He pulled himself into a tight ball, rolled over, and said absolutely nothing.

I laughed and kissed the top of his head. “Have a good day, my friend. I’ll see you tonight, okay?”

“Mrr.”


• • •

After a quick breakfast of cold cereal and orange juice—which hit my self-imposed limit of morning dishes to wash at three, because spoons counted as dishes to me—I shouldered my backpack and let myself out into the morning.

The town of Chilson rose from the shoreline of Janay Lake on a shallow slope at first, then up steeper and steeper. The houses perched on the top of the hill had amazing views and property tax bills to match.

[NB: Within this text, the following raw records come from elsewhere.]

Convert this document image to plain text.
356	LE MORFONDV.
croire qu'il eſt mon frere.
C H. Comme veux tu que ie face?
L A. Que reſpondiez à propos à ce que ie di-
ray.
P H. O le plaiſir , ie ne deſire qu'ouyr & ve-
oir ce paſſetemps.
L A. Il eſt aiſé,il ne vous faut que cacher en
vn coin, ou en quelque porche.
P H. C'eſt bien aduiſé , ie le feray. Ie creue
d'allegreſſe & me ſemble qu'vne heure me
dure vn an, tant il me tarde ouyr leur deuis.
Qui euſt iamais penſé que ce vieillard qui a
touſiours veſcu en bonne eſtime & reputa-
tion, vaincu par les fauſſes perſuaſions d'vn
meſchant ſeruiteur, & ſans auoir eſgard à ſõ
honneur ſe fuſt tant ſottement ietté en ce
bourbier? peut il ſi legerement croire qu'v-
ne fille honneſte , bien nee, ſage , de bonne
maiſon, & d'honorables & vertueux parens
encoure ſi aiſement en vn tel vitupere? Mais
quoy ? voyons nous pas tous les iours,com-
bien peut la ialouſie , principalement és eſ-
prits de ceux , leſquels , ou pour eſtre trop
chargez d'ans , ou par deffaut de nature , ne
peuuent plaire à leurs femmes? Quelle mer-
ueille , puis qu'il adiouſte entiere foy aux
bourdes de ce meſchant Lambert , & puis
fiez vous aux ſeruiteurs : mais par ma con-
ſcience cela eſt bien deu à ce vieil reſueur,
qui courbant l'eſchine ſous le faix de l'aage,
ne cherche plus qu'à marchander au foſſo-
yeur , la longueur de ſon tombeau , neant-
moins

Uncle Chip’s, the marina where I moored my boat at a cut rate in exchange for updating their budget projections, was on the east side of town, the side where normal people with normal jobs could still find affordable homes to buy.

The west side was massive houses and mansionlike lakefront cottages, a mix of new money and old money left over from the years that steamers running up from Chicago stopped at the natural harbor created by the entrance of Janay Lake into Lake Michigan.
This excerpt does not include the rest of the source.